The original intended title for this post was “would you use up a roster spot on Babe Ruth today? I was interested in exploring how the players of the Ty Cobb through Ruth era, or even the players of my childhood in the sixties would physically compare to the players of today. I started thinking about it after my son, after watching part of a Twins game with me confessed that he had lost interest in baseball (I know – I’m a terrible father) because it didn’t look to him that baseball was evolving and improving in the way that his favorite sport basketball is. I tried to explain to him how wrong he was. How the hitters today are so strong that the pitchers need to go all out on every pitch because usually when they make the slightest mistake we see ball go far. How there are now in the bigs around a couple of dozen guys who throw about as hard as Nolan Ryan used to – and even for them if their control is too far from perfect they might be regarded as overall no better than average.
As I looked into it I discovered that the only fair question one can ask about the Bambino is what if around 1990 we had been able to bring into the world a cloned baby Bambino who was then brought up on protein shakes instead of hot dogs and was taught the importance of working out 18 times a week and whatever else the upper level employees of today’s sports entertainment industry are taught to do.
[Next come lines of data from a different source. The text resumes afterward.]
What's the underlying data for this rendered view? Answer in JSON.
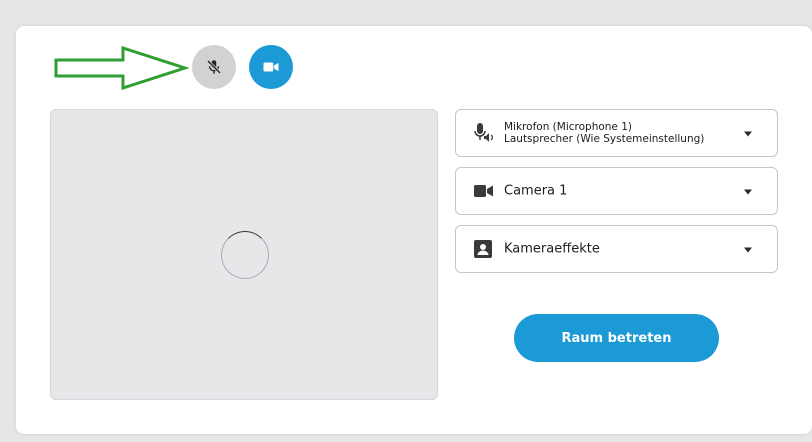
{
  "controls": {
    "mic_button_state": "muted",
    "camera_button_state": "on"
  },
  "preview": {
    "state": "loading"
  },
  "audio_select": {
    "microphone": "Mikrofon (Microphone 1)",
    "speaker": "Lautsprecher (Wie Systemeinstellung)"
  },
  "camera_select": {
    "value": "Camera 1"
  },
  "effects_select": {
    "value": "Kameraeffekte"
  },
  "join_button": {
    "label": "Raum betreten"
  },
  "colors": {
    "accent": "#1c9ad6",
    "arrow": "#2f9e33",
    "mic_button_bg": "#d2d2d4"
  },
  "icons": {
    "arrow": "arrow-right-icon",
    "mic_off": "mic-off-icon",
    "video": "video-camera-icon",
    "mic_speaker": "mic-speaker-icon",
    "person_box": "person-box-icon"
  }
}
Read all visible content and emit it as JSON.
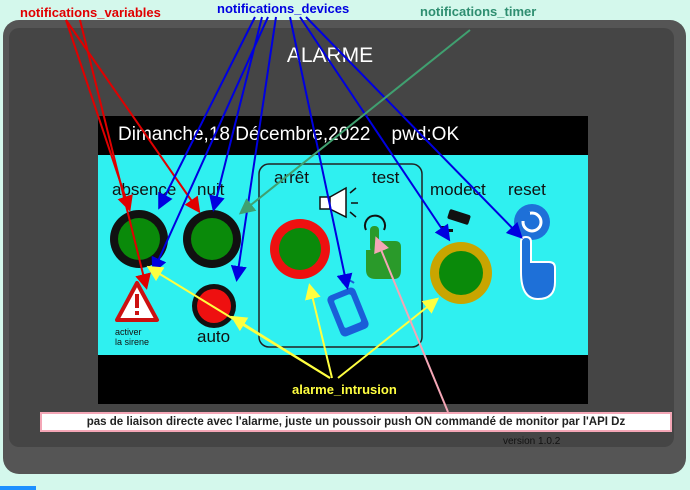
{
  "annotations": {
    "variables": "notifications_variables",
    "devices": "notifications_devices",
    "timer": "notifications_timer",
    "intrusion": "alarme_intrusion"
  },
  "panel": {
    "title": "ALARME",
    "date": "Dimanche,18 Décembre,2022",
    "pwd": "pwd:OK",
    "labels": {
      "absence": "absence",
      "nuit": "nuit",
      "arret": "arrêt",
      "test": "test",
      "modect": "modect",
      "reset": "reset",
      "auto": "auto",
      "activer": "activer",
      "sirene": "la sirene"
    }
  },
  "note": "pas de liaison directe avec l'alarme, juste un poussoir push ON commandé de monitor par l'API Dz",
  "version": "version 1.0.2",
  "colors": {
    "background": "#d4f8ec",
    "screen_cyan": "#2ff0f0",
    "variables_arrow": "#e00000",
    "devices_arrow": "#0000e0",
    "timer_arrow": "#40a070",
    "intrusion_arrow": "#ffff40",
    "note_arrow": "#f4a6b6"
  }
}
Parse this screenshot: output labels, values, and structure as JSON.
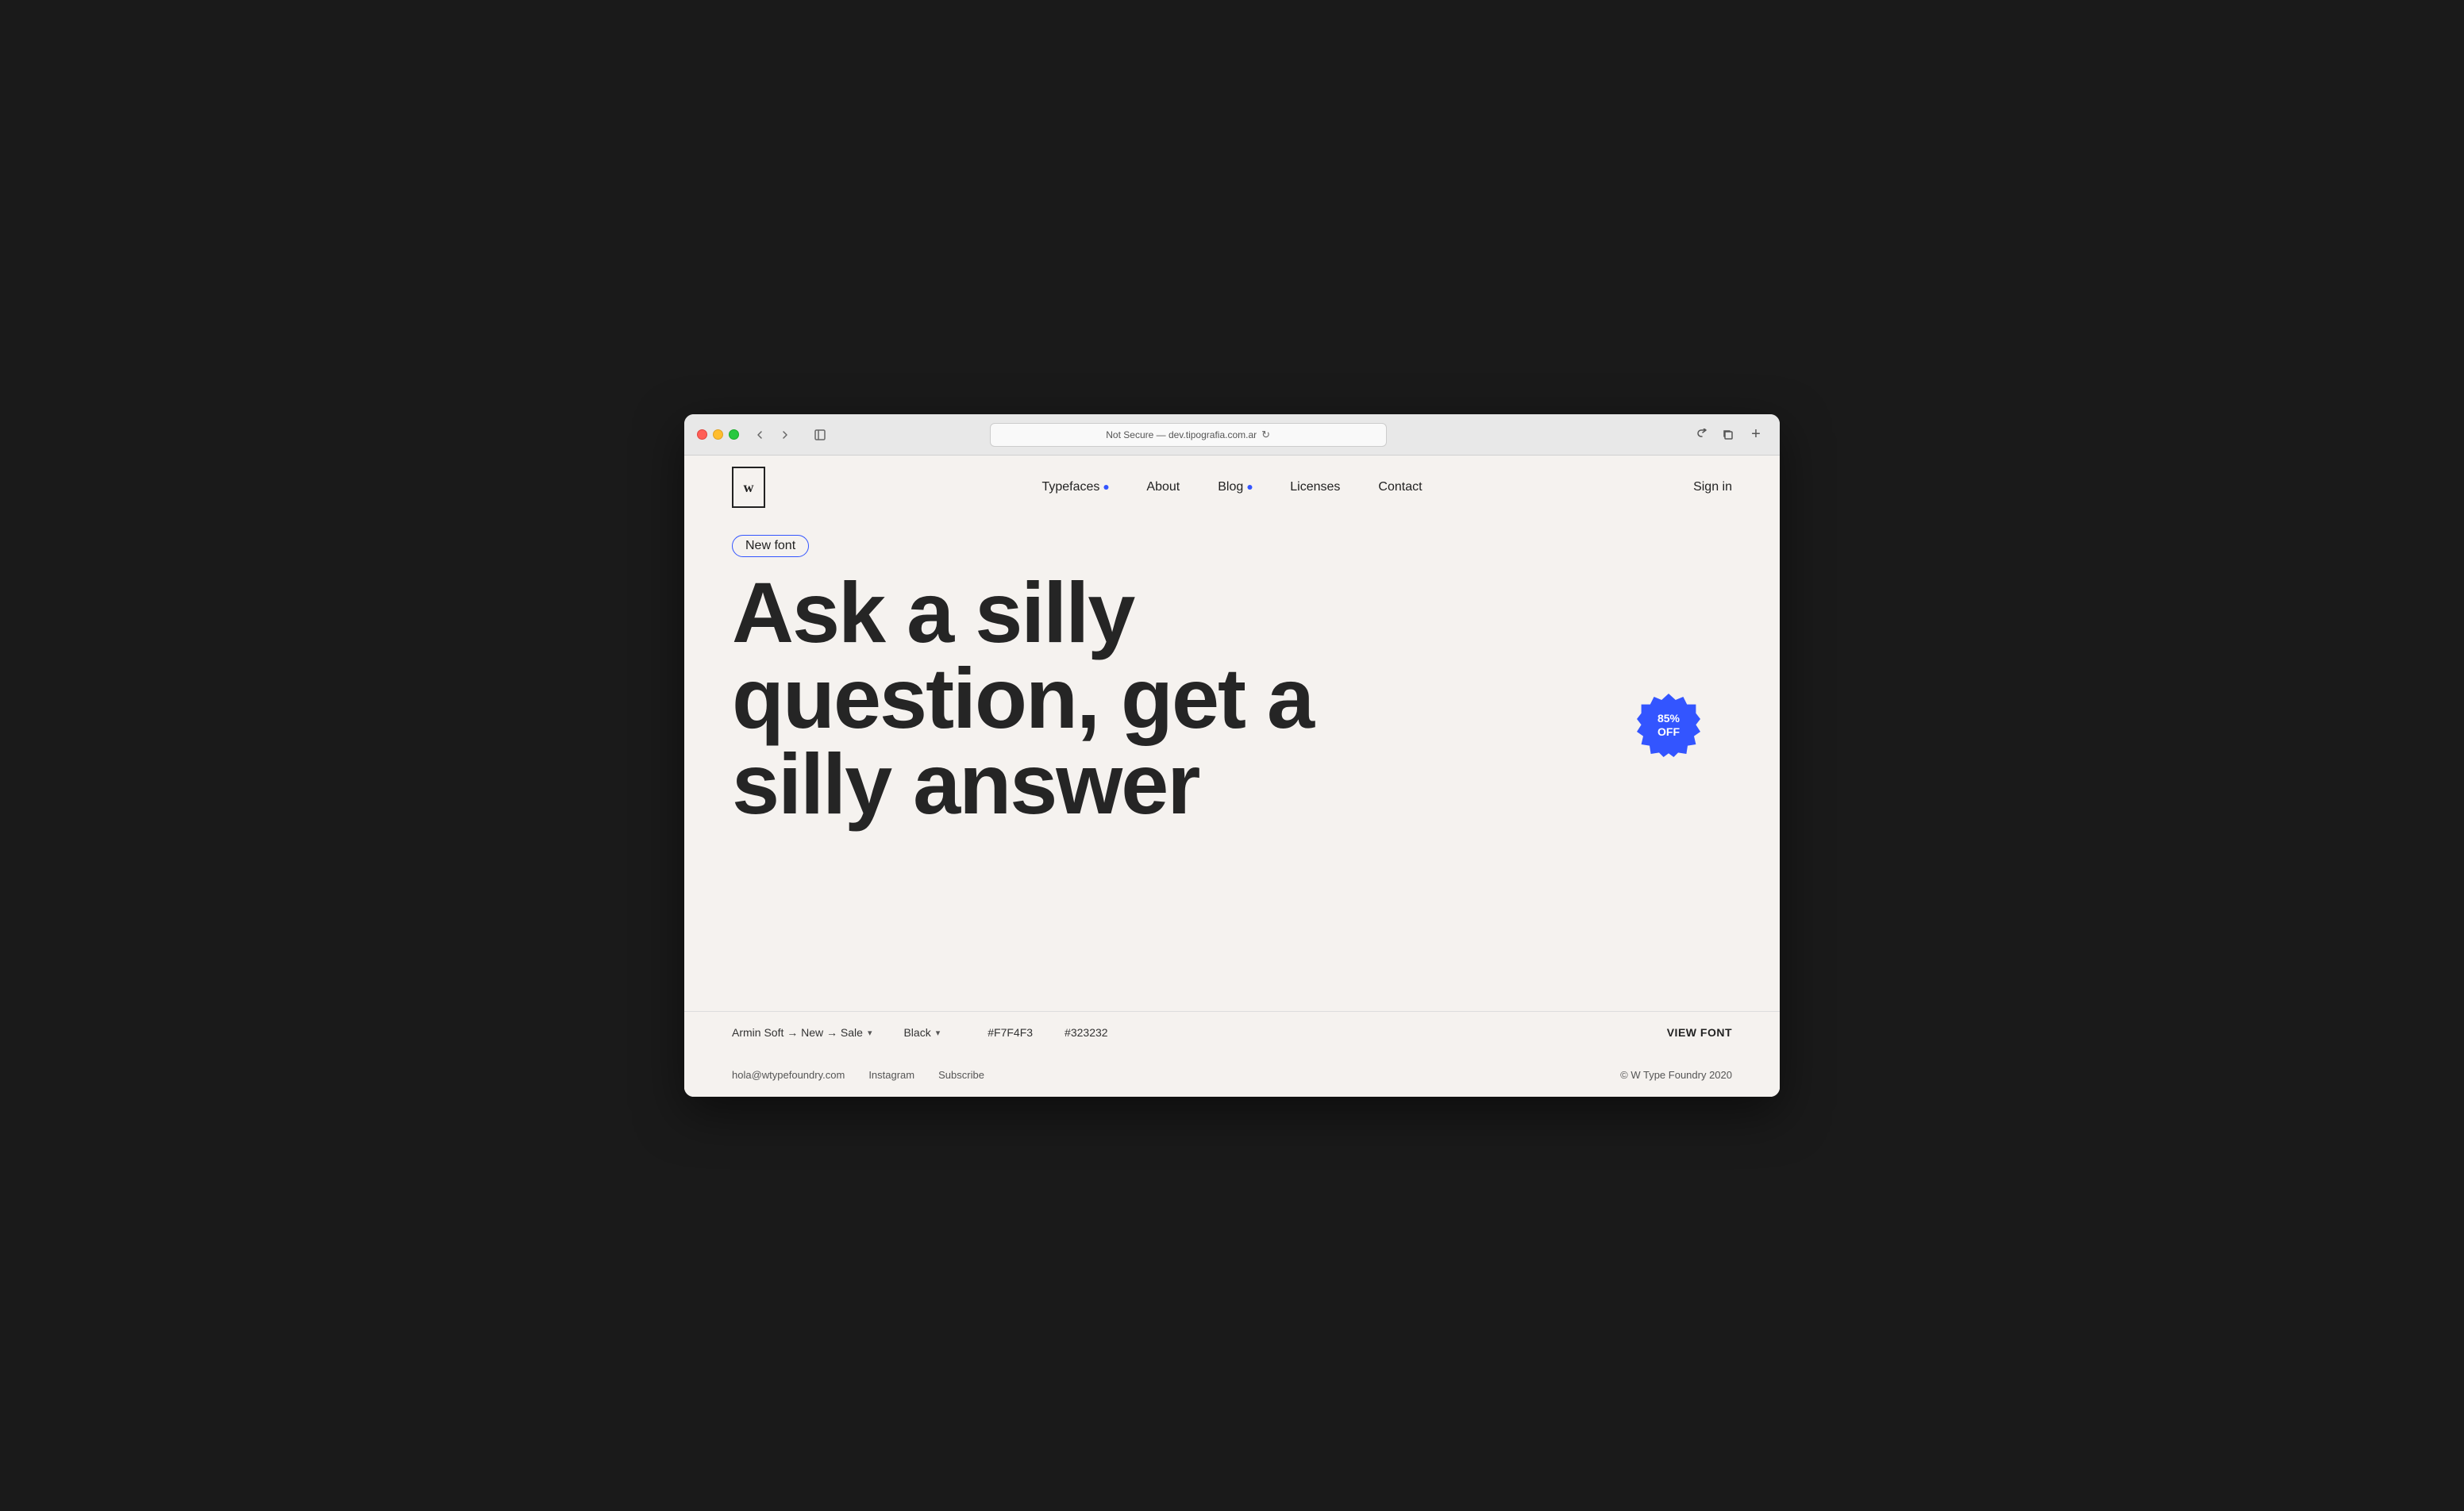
{
  "browser": {
    "address": "Not Secure — dev.tipografia.com.ar",
    "tab_label": "dev.tipografia.com.ar"
  },
  "nav": {
    "logo_letter": "w",
    "links": [
      {
        "label": "Typefaces",
        "has_dot": true
      },
      {
        "label": "About",
        "has_dot": false
      },
      {
        "label": "Blog",
        "has_dot": true
      },
      {
        "label": "Licenses",
        "has_dot": false
      },
      {
        "label": "Contact",
        "has_dot": false
      }
    ],
    "sign_in": "Sign in"
  },
  "hero": {
    "badge": "New font",
    "headline_line1": "Ask a silly",
    "headline_line2": "question, get a",
    "headline_line3": "silly answer"
  },
  "discount": {
    "percent": "85%",
    "off": "OFF"
  },
  "toolbar": {
    "font_name": "Armin Soft → New → Sale",
    "weight": "Black",
    "bg_color": "#F7F4F3",
    "text_color": "#323232",
    "view_font": "VIEW FONT"
  },
  "footer": {
    "email": "hola@wtypefoundry.com",
    "instagram": "Instagram",
    "subscribe": "Subscribe",
    "copyright": "© W Type Foundry 2020"
  }
}
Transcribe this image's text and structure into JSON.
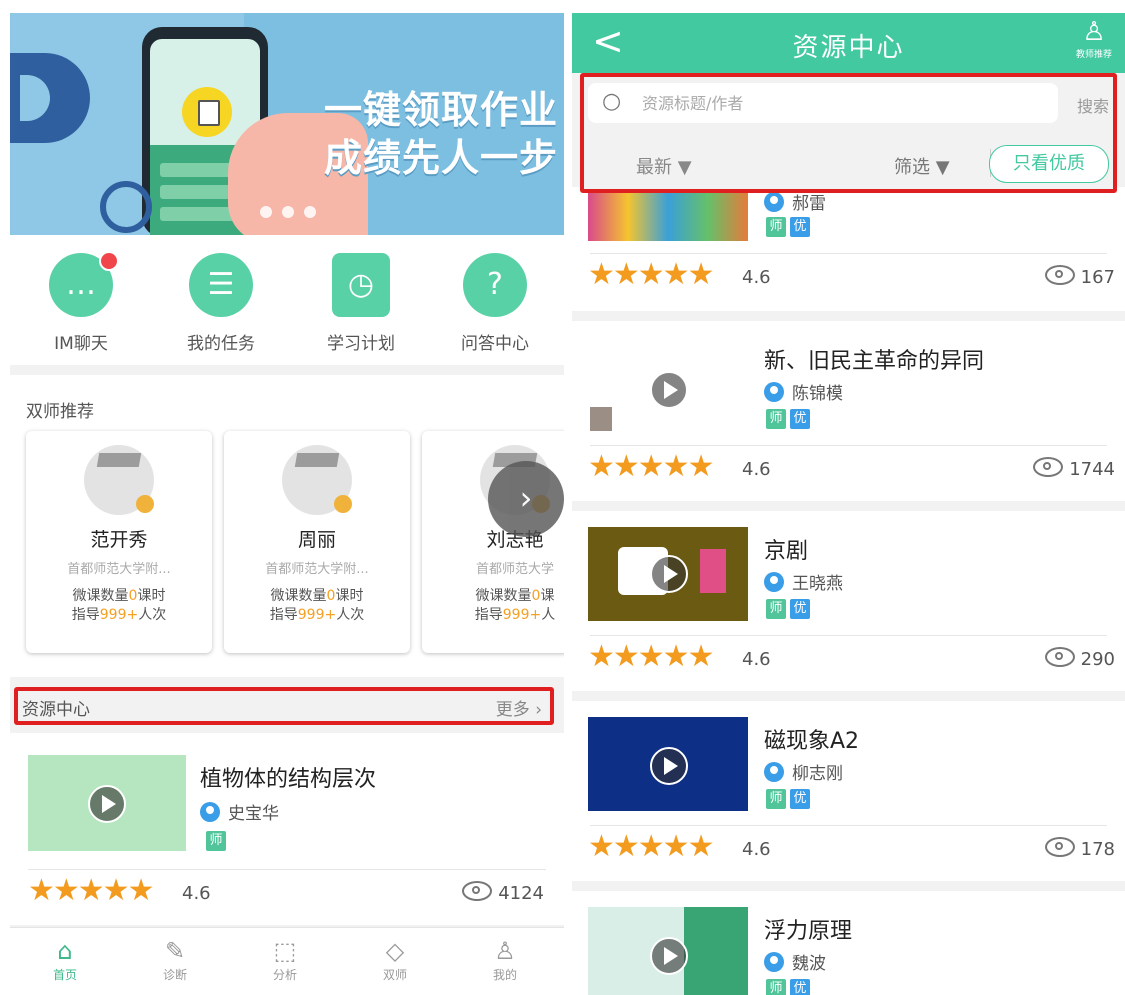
{
  "left": {
    "banner": {
      "line1": "一键领取作业",
      "line2": "成绩先人一步"
    },
    "quick": [
      {
        "label": "IM聊天",
        "icon": "chat-icon"
      },
      {
        "label": "我的任务",
        "icon": "task-list-icon"
      },
      {
        "label": "学习计划",
        "icon": "study-plan-icon"
      },
      {
        "label": "问答中心",
        "icon": "question-icon"
      }
    ],
    "dual": {
      "title": "双师推荐",
      "teachers": [
        {
          "name": "范开秀",
          "school": "首都师范大学附...",
          "courses_label": "微课数量",
          "courses": "0",
          "courses_unit": "课时",
          "guide_label": "指导",
          "guide": "999+",
          "guide_unit": "人次"
        },
        {
          "name": "周丽",
          "school": "首都师范大学附...",
          "courses_label": "微课数量",
          "courses": "0",
          "courses_unit": "课时",
          "guide_label": "指导",
          "guide": "999+",
          "guide_unit": "人次"
        },
        {
          "name": "刘志艳",
          "school": "首都师范大学",
          "courses_label": "微课数量",
          "courses": "0",
          "courses_unit": "课",
          "guide_label": "指导",
          "guide": "999+",
          "guide_unit": "人"
        }
      ]
    },
    "resource_header": {
      "label": "资源中心",
      "more": "更多"
    },
    "resource": {
      "title": "植物体的结构层次",
      "author": "史宝华",
      "tag": "师",
      "score": "4.6",
      "views": "4124",
      "rating": 4.6
    },
    "tabs": [
      {
        "label": "首页",
        "icon": "home-icon"
      },
      {
        "label": "诊断",
        "icon": "diagnosis-icon"
      },
      {
        "label": "分析",
        "icon": "analysis-icon"
      },
      {
        "label": "双师",
        "icon": "graduation-cap-icon"
      },
      {
        "label": "我的",
        "icon": "profile-icon"
      }
    ]
  },
  "right": {
    "header": {
      "back": "<",
      "title": "资源中心",
      "recommend": "教师推荐"
    },
    "search": {
      "placeholder": "资源标题/作者",
      "button": "搜索"
    },
    "filters": {
      "sort": "最新 ▼",
      "filter": "筛选",
      "quality": "只看优质"
    },
    "items": [
      {
        "title": "",
        "author": "郝雷",
        "tag_teacher": "师",
        "tag_quality": "优",
        "score": "4.6",
        "views": "167",
        "rating": 4.6
      },
      {
        "title": "新、旧民主革命的异同",
        "author": "陈锦模",
        "tag_teacher": "师",
        "tag_quality": "优",
        "score": "4.6",
        "views": "1744",
        "rating": 4.6
      },
      {
        "title": "京剧",
        "author": "王晓燕",
        "tag_teacher": "师",
        "tag_quality": "优",
        "score": "4.6",
        "views": "290",
        "rating": 4.6
      },
      {
        "title": "磁现象A2",
        "author": "柳志刚",
        "tag_teacher": "师",
        "tag_quality": "优",
        "score": "4.6",
        "views": "178",
        "rating": 4.6
      },
      {
        "title": "浮力原理",
        "author": "魏波",
        "tag_teacher": "师",
        "tag_quality": "优"
      }
    ]
  },
  "colors": {
    "accent": "#43c9a0",
    "highlight": "#e02020",
    "star": "#f29b1f",
    "tag_blue": "#3a9de8"
  }
}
He certainly wouldn’t have been as entertaining as the original Bambino but would he be breaking through in the bigs now? The question is too un answerable to bother with.
The answerable question is is baseball today being played at an athletically superior level than it was in the days of Ruth and Cobb, even Mays and Mantle. You betcha – vastly superior.
Mordecai “Three Finger” Brown won 239 games with a 2.06 ERA in 14 seasons between 1903 and 1916. Even Gator’s beloved Godzilla couldn’t get major league hitters out today with only three functional fingers on his pitching paw.
The average height and weight of Cleveland Indian Players was 5’9” – 174.4 lbs in 1923, 6’ – 187.1 in 1953, 6’2” – 194.9 in 1993, 6’1” – 207 in 2013. You might notice that the weight is going up faster than the height. This is attributable to increased muscle mass.
Comparisons with the 60’s are interesting because they are the first full decade of a fully ethnically integrated MLB
Willy Mays – 5’11” – 185 / Mike Trout 6’2” – 229.94
Harmon Killebrew 6’ – 195 / Miguel Sano 6’4” – 260 (word around here is that 260 was a few thousand cheeseburgers ago)
Most players didn’t start making enough money so that they could train during the off season instead of working a job until the advent of free agency in the 1970’s. Stan Musial sold Christmas trees during the off season.
The size, strength and speed of players in baseball, and I presume most other sports is marching upward and it’s fair to ask if a scrawny Mike Trout would be able rate a roster spot in 2060. 2040 yes – 2060 no?
That takes a lot of the fun out of things. There’s no way to compare Walter Johnsons career stats with Clayton Kershaw, Ty Cobb with Ricky Henderson. We can’t talk about who was the best all time at this or that without dismissing the fact that we’re putting physical reality aside.
Adding to that baseball analysis and much fan talk has become an ever growing swamp of statistical acronyms.
Does baseball, sports in general, our entire damn culture (see Trump, Donald) need to take a chill pill?
Am I just an old man who thinks the world is spinning too fast.